After the session, I made my way to the exhibition hall for a highly publicized presentation titled The Past, Present, and Future of Drag. The presenters spoke courageously about their personal experiences, and the discussion—focused on how to incorporate the story of drag into classroom lessons—was thoughtful and civil.
This was followed by a scheduled session titled Teaching Palestine, which was relocated at the last minute. By the time I found the new room, the doors were closed. Later reports indicated that a Jewish attendee had to be escorted out for their own safety. Perhaps it was images like the one shown below, during the session—slides that blurred the line between advocacy and hostility—that pushed things over the edge. It seems the NJEA’s issues with latent antisemitism, once confined to its former magazine editor, may now run deeper within the organization itself…
In fact, the Anti-Defamation League of New York and New Jersey, the American Jewish Coalition, and the Jewish Federations of New Jersey, released a statement condemning the workshop, saying, “at a time of record levels of antisemitism, NJEA platformed content demonizing Israel, Israelis, and Zionism, and recycling classic antisemitic tropes.”
Individually, there was nothing inherently wrong with any of the sessions I attended. A keynote thanking teachers, a discussion about identity and community, a reflection on cultural representation—each, on its own, has some value. But this was a professional development convention sponsored by the state’s largest teachers’ organization, one that claims to focus on strengthening the profession and, through it, improving outcomes for New Jersey’s students.

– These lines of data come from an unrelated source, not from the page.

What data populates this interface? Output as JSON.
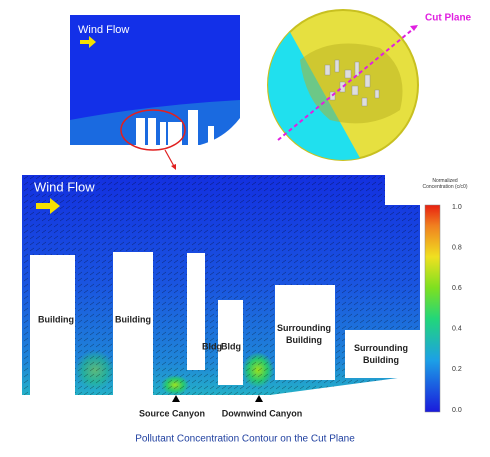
{
  "inset_left": {
    "label": "Wind Flow"
  },
  "inset_right": {
    "label": "Cut Plane"
  },
  "main": {
    "wind_label": "Wind Flow",
    "buildings": [
      "Building",
      "Building",
      "Bldg",
      "Bldg",
      "Surrounding Building",
      "Surrounding Building"
    ],
    "canyons": [
      "Source Canyon",
      "Downwind Canyon"
    ]
  },
  "colorbar": {
    "title": "Normalized Concentration (c/c0)",
    "ticks": [
      "1.0",
      "0.8",
      "0.6",
      "0.4",
      "0.2",
      "0.0"
    ]
  },
  "caption": "Pollutant Concentration Contour on the Cut Plane"
}
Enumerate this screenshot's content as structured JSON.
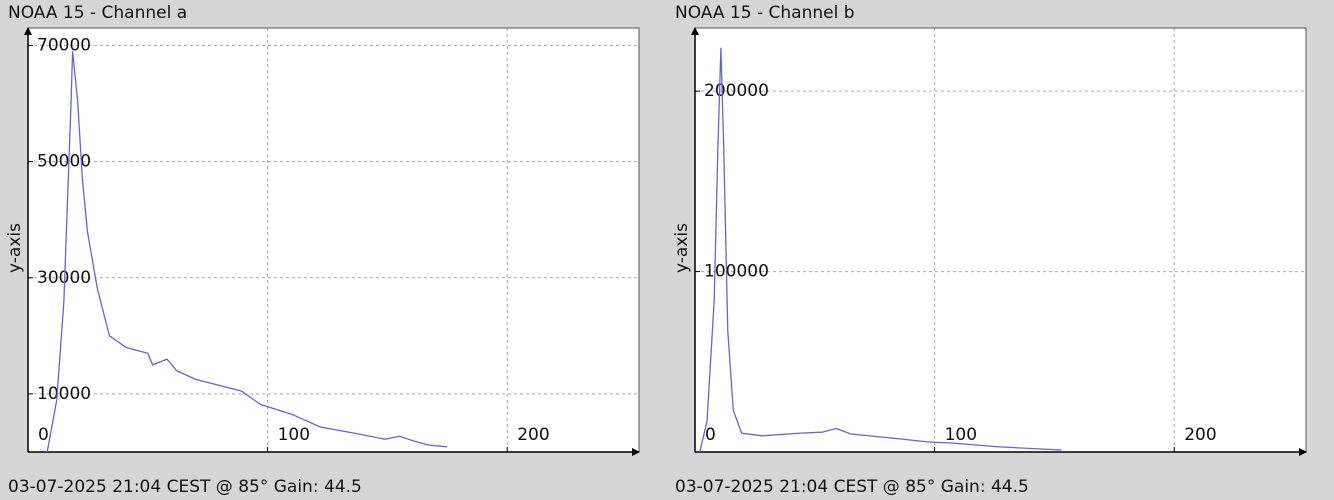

Of the dozens of sessions offered, I found very few with any clear connection to classroom instruction or measurable student growth. Instead, the agenda leaned heavily toward ideology, self-expression, and political advocacy. While no one should object to open dialogue or diverse perspectives, professional development should, above all, develop professionals. Teachers deserve opportunities that sharpen their craft. Students deserve classrooms where the adults have access to the best tools, research, and training available—and they should be spared any form of political or ideological indoctrination.
If the NJEA truly wants to champion professionalism, it should fill next year’s schedule with sessions that help teachers teach—clear, actionable, replicable ideas that raise achievement. Politics may inspire applause, but only evidence and execution improve learning.